The spectacular rebound in the housing sector from weakness during the spring due to the shutdown of much of the economy due to the coronavirus has continued. In August, sales of previously owned (existing) homes, which make up about 90% of the market, rose to the highest level since 2006. National median existing-home prices were up 11% from a year ago.
Inventory levels were down 19% from a year ago and remained the primary trouble spot. The number of homes for sale was at just a 3.0-month supply nationally, well below the 6.0-month supply which is considered a healthy balance between buyers and sellers.

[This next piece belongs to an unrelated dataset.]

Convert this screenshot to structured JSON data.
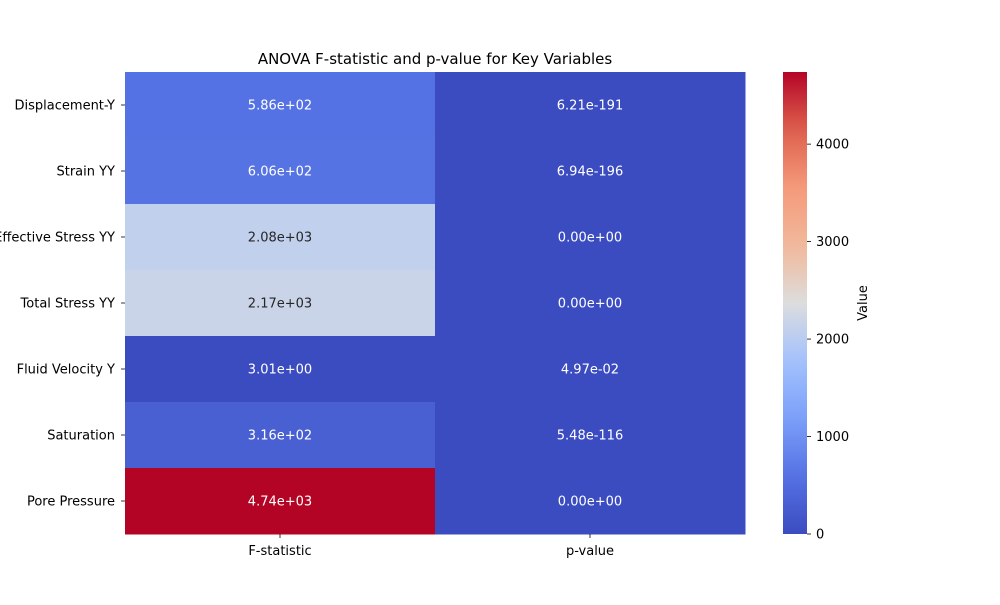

August new home sales, which account for the remaining 10% of the market, were remarkably strong as well. They increased 5% from July, also to the best level since 2006, and were 43% higher than a year ago. Unlike existing home sales, which are based on closings, new home sales measure contracts signed during the month, a more current indicator of activity.
Several factors have helped boost home sales activity over the last few months including record low mortgage rates and pent up demand from March and April when many people were reluctant to buy or sell a home. In addition, the pandemic has increased the desire to live in larger homes and in less densely packed regions.
Investors will remain focused on medical advances to fight the coronavirus. Beyond that, the monthly Employment report will be released on Friday, and these figures on the number of jobs, the unemployment rate, and wage inflation will be the most highly anticipated economic data of the month. Before that, the core PCE price index, the inflation indicator favored by the Fed, will come out on Thursday. The ISM national manufacturing index also will be released on Thursday.